Dr. Matina Kalcounis-Rueppell will serve as Dean of the Faculty of Science beginning July 1, 2019.

Research & Teaching

Matina Kalcounis-Rueppell is an internationally recognized scientist whose research centers on the biology of acoustic communication in bats and mice, two biodiverse groups of mammals that communicate using ultrasound. Using innovative and integrative approaches in the field, she characterizes the communication behaviors of wild bats and mice at multiple scales and determines how ecological, physiological, and anthropogenic effects mediate those behaviors under natural contexts.

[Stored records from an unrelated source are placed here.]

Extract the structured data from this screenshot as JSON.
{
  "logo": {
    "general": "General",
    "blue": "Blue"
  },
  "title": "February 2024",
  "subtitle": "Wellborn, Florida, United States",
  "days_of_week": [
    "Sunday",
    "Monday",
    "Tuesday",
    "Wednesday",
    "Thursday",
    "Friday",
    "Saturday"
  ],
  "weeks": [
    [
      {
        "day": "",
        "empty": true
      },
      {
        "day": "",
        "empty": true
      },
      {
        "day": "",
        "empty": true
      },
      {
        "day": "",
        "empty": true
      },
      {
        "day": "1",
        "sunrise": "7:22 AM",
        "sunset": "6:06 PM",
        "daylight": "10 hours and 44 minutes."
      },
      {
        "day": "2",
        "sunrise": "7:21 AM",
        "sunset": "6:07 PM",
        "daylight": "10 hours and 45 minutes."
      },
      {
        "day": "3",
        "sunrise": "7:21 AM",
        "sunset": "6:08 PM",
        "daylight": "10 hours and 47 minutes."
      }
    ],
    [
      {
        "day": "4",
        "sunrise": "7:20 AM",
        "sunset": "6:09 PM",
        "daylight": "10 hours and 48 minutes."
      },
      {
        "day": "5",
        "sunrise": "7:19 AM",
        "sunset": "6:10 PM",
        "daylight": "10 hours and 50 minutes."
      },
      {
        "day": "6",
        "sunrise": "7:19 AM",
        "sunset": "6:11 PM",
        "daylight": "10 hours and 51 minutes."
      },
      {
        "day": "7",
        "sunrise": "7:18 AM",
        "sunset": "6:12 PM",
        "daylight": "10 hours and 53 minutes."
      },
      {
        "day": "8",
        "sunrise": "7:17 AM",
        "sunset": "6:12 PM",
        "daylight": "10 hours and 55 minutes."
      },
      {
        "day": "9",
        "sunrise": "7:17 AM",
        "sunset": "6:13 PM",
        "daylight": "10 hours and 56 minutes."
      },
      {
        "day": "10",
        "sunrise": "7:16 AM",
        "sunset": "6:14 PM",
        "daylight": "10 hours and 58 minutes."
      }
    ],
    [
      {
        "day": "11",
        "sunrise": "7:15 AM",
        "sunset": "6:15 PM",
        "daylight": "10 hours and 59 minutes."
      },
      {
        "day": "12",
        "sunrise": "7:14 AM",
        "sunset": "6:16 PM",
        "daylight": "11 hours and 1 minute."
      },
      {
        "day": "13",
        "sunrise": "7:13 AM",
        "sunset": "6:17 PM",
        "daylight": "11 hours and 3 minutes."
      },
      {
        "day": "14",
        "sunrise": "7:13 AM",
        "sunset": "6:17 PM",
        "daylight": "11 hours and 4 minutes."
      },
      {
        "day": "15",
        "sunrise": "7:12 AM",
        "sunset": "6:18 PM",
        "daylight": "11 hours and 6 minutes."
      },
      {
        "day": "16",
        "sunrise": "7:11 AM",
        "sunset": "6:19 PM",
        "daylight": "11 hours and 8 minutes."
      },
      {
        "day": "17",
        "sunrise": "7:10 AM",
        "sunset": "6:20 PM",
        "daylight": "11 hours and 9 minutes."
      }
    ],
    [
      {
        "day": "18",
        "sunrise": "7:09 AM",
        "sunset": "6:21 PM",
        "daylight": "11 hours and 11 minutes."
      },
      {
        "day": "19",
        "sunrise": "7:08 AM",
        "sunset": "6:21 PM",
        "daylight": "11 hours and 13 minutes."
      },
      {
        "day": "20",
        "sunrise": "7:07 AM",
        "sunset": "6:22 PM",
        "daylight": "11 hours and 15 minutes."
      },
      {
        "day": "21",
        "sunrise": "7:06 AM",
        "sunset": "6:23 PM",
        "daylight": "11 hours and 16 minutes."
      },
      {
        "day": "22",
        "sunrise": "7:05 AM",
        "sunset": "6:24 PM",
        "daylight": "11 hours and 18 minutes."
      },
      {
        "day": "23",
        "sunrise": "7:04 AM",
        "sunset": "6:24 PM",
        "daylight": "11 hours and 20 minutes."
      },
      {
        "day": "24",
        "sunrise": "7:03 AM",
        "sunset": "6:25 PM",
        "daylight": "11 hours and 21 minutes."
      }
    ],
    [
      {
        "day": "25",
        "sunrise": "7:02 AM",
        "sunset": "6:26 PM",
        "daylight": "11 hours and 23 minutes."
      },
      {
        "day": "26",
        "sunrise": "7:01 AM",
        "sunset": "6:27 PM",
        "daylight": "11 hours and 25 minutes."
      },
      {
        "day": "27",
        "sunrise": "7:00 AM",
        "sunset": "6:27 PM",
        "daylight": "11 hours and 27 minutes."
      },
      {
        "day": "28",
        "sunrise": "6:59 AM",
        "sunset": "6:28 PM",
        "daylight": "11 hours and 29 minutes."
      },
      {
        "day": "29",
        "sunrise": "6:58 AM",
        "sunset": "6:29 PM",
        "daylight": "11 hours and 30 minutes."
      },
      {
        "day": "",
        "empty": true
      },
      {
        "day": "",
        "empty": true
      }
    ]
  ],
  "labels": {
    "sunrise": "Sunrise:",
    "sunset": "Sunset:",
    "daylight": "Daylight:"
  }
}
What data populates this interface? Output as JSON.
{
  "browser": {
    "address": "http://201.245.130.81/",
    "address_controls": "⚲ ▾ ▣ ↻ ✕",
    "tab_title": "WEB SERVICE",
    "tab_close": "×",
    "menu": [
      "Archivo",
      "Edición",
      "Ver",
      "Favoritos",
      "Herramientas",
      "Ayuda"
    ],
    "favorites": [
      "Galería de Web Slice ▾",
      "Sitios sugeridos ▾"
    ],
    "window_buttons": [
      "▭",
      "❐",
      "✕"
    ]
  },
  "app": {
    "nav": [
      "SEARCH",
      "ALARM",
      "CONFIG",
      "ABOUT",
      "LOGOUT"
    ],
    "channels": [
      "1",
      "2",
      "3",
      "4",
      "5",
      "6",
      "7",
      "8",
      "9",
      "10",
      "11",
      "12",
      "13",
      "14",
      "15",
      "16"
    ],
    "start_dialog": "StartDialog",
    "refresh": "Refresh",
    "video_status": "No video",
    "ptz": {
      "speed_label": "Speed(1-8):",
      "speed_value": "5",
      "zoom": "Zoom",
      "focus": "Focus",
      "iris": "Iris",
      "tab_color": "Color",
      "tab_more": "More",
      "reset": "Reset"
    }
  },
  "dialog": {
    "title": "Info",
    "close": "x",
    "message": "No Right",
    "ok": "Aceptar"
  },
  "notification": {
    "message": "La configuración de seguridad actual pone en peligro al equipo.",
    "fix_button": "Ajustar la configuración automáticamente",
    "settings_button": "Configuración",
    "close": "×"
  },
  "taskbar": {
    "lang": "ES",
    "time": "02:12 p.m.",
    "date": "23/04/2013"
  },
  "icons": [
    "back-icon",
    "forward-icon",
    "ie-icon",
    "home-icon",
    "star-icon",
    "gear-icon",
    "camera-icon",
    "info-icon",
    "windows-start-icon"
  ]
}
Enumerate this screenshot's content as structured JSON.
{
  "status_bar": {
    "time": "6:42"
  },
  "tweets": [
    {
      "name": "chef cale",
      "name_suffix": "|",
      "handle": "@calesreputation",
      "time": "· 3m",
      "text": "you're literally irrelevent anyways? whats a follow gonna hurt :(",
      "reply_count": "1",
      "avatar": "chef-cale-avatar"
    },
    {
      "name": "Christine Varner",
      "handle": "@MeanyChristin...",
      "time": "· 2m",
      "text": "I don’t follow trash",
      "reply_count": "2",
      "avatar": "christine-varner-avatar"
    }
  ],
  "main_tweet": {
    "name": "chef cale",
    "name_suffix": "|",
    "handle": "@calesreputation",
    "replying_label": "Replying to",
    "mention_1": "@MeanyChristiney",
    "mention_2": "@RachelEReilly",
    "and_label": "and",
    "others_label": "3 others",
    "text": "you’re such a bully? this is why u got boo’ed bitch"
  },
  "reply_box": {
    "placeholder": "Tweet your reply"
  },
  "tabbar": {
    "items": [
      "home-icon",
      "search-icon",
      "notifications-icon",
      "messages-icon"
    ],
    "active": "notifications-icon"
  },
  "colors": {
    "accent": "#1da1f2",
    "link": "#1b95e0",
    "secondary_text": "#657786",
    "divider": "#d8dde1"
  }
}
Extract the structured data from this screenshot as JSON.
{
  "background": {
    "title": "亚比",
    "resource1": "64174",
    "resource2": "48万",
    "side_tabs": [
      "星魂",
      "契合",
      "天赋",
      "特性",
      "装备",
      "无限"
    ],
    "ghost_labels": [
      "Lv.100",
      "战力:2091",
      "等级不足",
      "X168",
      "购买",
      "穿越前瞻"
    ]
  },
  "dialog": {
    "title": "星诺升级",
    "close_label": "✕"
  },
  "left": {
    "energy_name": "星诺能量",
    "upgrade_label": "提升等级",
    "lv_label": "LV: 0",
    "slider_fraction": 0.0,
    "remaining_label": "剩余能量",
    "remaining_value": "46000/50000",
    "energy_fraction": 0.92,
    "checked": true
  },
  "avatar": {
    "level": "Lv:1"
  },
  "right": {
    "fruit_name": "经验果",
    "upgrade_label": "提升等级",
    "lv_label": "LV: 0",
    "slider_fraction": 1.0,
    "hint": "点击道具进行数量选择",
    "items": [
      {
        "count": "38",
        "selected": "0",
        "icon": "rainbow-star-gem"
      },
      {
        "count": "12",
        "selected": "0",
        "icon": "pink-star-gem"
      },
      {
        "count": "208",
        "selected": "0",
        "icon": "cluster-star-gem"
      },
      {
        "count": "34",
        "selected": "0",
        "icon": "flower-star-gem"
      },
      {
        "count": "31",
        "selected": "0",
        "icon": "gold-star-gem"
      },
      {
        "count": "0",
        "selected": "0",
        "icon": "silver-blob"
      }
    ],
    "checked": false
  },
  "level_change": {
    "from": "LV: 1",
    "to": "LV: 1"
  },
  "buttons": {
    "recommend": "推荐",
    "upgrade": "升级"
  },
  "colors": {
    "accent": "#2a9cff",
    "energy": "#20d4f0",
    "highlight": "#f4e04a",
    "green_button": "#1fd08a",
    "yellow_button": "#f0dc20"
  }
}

She is also recognized for being a leading thinker in science pedagogy, with a commitment to providing authentic and inclusive research experiences in the classroom, laboratory, and field. Her expertise is reflected in her track-record in funding and knowledge translation. She has been funded by the National Science Foundation and the National Institutes of Health as well as other government agencies, non-governmental organizations, and industry for basic and applied aspects of her research.

Community Engagement

Through her outreach and engagement program, Bats and Mice in Your Backyard, she communicates the critical roles that both bats and mice have in ecosystems directly in the communities where she does her field research. Her research and expertise on animals have also been featured in popular press, public radio and television, and children’s literature.

Academic Career

She received B.Sc.Hons (1993) and M.Sc (1996) degrees in Biology from the University of Regina, a Ph.D. in Zoology from Western University (2001; University of Western Ontario). She subsequently held an NSERC post-doctoral fellowship at the Museum of Vertebrate Zoology at the University of California at Berkeley.

She joined the Biology Department at the University of North Carolina at Greensboro in 2003 where she spent 16 years, rose through the ranks to Professor, and held positions as Director of Graduate Studies for 6 years and Department Head for 3 years. She has also been the leader of two scientific societies, the Southeastern Bat Diversity Network and the North American Society for Bat Research.